The president and the vice president are exempt from the Hatch Act, the law forbidding executive branch officials from participating in certain political activities. They are, however, bound by campaign finance rules, but those are rarely enforced.
Trump made the video while traveling to a fundraiser in New York. According to campaign finance laws, his campaign is required to pay the American people back for that flight. If he did official business as part of that trip, then there’s a formula the government uses to determine how much the campaign still owes.
“While an incumbent president has considerable leeway in mixing official expenses for security purposes with campaign expenses, the video itself has no other purpose than serving as a campaign ad,” said Craig Holman of consumer advocacy organization Public Citizen. “It is very reasonable to expect Trump’s campaign to shoulder the cost of the video.”

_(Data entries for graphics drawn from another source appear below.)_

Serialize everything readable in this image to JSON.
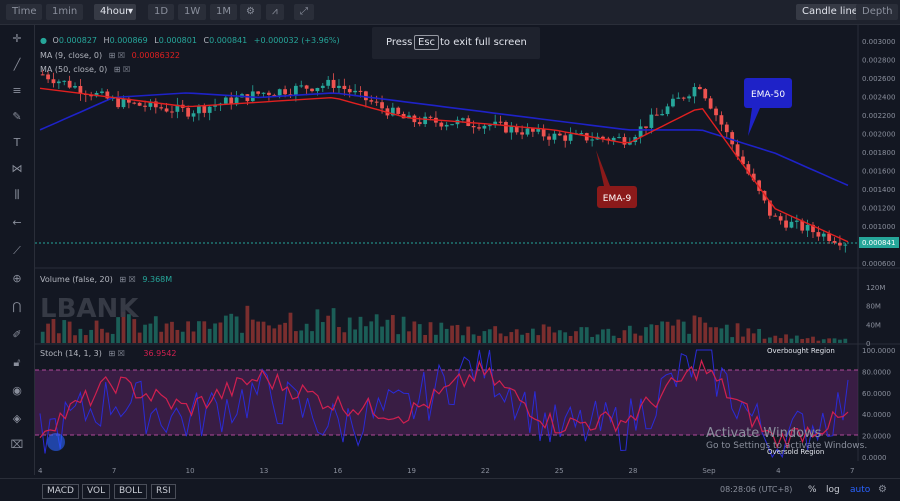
{
  "toolbar": {
    "buttons": [
      "Time",
      "1min",
      "4hour",
      "1D",
      "1W",
      "1M"
    ],
    "right_buttons": [
      "Candle line",
      "Depth"
    ]
  },
  "fullscreen_notice": {
    "press": "Press",
    "key": "Esc",
    "rest": "to exit full screen"
  },
  "legend": {
    "ohlc": {
      "o_label": "O",
      "o": "0.000827",
      "h_label": "H",
      "h": "0.000869",
      "l_label": "L",
      "l": "0.000801",
      "c_label": "C",
      "c": "0.000841",
      "change": "+0.000032 (+3.96%)"
    },
    "ma1": {
      "label": "MA (9, close, 0)",
      "value": "0.00086322"
    },
    "ma2": {
      "label": "MA (50, close, 0)",
      "value": ""
    },
    "volume": {
      "label": "Volume (false, 20)",
      "value": "9.368M"
    },
    "stoch": {
      "label": "Stoch (14, 1, 3)",
      "k_value": "",
      "d_value": "36.9542"
    }
  },
  "annotations": {
    "ema50": "EMA-50",
    "ema9": "EMA-9",
    "overbought": "Overbought Region",
    "oversold": "Oversold Region",
    "brand": "LBANK"
  },
  "price_axis": [
    "0.003000",
    "0.002800",
    "0.002600",
    "0.002400",
    "0.002200",
    "0.002000",
    "0.001800",
    "0.001600",
    "0.001400",
    "0.001200",
    "0.001000",
    "0.000800",
    "0.000600"
  ],
  "last_price_tag": "0.000841",
  "volume_axis": [
    "120M",
    "80M",
    "40M",
    "0"
  ],
  "stoch_axis": [
    "100.0000",
    "80.0000",
    "60.0000",
    "40.0000",
    "20.0000",
    "0.0000"
  ],
  "x_axis": [
    "4",
    "7",
    "10",
    "13",
    "16",
    "19",
    "22",
    "25",
    "28",
    "Sep",
    "4",
    "7"
  ],
  "bottom": {
    "indicators": [
      "MACD",
      "VOL",
      "BOLL",
      "RSI"
    ],
    "time": "08:28:06 (UTC+8)",
    "options": [
      "%",
      "log",
      "auto"
    ]
  },
  "watermark": {
    "line1": "Activate Windows",
    "line2": "Go to Settings to activate Windows."
  },
  "colors": {
    "up": "#26a69a",
    "down": "#ef5350",
    "ema9": "#e02020",
    "ema50": "#1e22c8",
    "stoch_k": "#2b2bd6",
    "stoch_d": "#d02050",
    "band": "#5a2360"
  },
  "chart_data": [
    {
      "type": "line",
      "title": "",
      "x": [
        "4",
        "7",
        "10",
        "13",
        "16",
        "19",
        "22",
        "25",
        "28",
        "Sep",
        "4",
        "7"
      ],
      "series": [
        {
          "name": "EMA-9",
          "values": [
            0.0025,
            0.0024,
            0.0023,
            0.00235,
            0.0024,
            0.00218,
            0.00212,
            0.00205,
            0.0019,
            0.0023,
            0.0012,
            0.00084
          ]
        },
        {
          "name": "EMA-50",
          "values": [
            0.00205,
            0.0024,
            0.00245,
            0.0024,
            0.00245,
            0.00235,
            0.00225,
            0.00215,
            0.00205,
            0.00205,
            0.0018,
            0.00145
          ]
        },
        {
          "name": "",
          "values": [
            0.00265,
            0.00235,
            0.00225,
            0.00245,
            0.00255,
            0.00215,
            0.00212,
            0.00198,
            0.00195,
            0.00255,
            0.0011,
            0.00084
          ]
        }
      ],
      "ylim": [
        0.0006,
        0.003
      ]
    },
    {
      "type": "bar",
      "title": "",
      "x": [
        "4",
        "7",
        "10",
        "13",
        "16",
        "19",
        "22",
        "25",
        "28",
        "Sep",
        "4",
        "7"
      ],
      "values": [
        35,
        45,
        30,
        55,
        50,
        35,
        28,
        25,
        25,
        40,
        15,
        9.368
      ],
      "ylim": [
        0,
        120
      ]
    },
    {
      "type": "line",
      "title": "",
      "x": [
        "4",
        "7",
        "10",
        "13",
        "16",
        "19",
        "22",
        "25",
        "28",
        "Sep",
        "4",
        "7"
      ],
      "series": [
        {
          "name": "",
          "values": [
            20,
            55,
            35,
            60,
            30,
            45,
            90,
            25,
            30,
            95,
            10,
            50
          ]
        },
        {
          "name": "",
          "values": [
            25,
            70,
            45,
            75,
            50,
            40,
            80,
            30,
            35,
            85,
            15,
            36.9542
          ]
        }
      ],
      "bands": [
        20,
        80
      ],
      "ylim": [
        0,
        100
      ]
    }
  ]
}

After Trump, or an aide, posted the video blasting de Blasio, the watchdog group Citizens for Responsibility and Ethics in Washington, or CREW, tweeted: “Nice political ad filmed on Air Force One. You now legally need to reimburse the Treasury for the use of Air Force One on a political trip. Since you had no problem tweeting out the video, you should have no problem tweeting out the receipts when you reimburse the taxpayers.”
But even more than the potential campaign finance violation, Virginia Canter, CREW’s chief ethics counsel, said what bothers her most is the president’s use of the presidential seal in a political pitch.
It is actually illegal under the U.S. code to use the seal “for the purpose of conveying, or in a manner reasonably calculated to convey, a false impression of sponsorship or approval by the Government of the United States.”
Canter said the president has discretion over how the seal is used, but only in respect to his official activities.
“I think it raises the specter of whether a violation occurred,” she said. “It gives the imprimatur that it’s the statement of the United States. . . . It communicates that it’s an official action, when it wasn’t.”
Canter said she was also bothered by the backdrop of Air Force One for political purposes. She said she considers it hallowed ground — the place where Lyndon B. Johnson took the presidential oath of office just after John F. Kennedy was killed.
“This is serious to me,” she said.
But based on past events, these experts say, neither Trump nor his staff will be held accountable.
The penalties for breaking the Hatch Act range from a formal reprimand to job termination. For a White House employee, the Office of Special Counsel makes a recommendation of a penalty to the president and it’s up to him to act on it, Ryan said.
“Senior administration has repeatedly violated the Hatch Act, so they’ve gotten reprimands from the Office of Special Counsel, but they keep doing it over and over again,” Ryan said. “The problem is that the president doesn’t care about ethics laws.”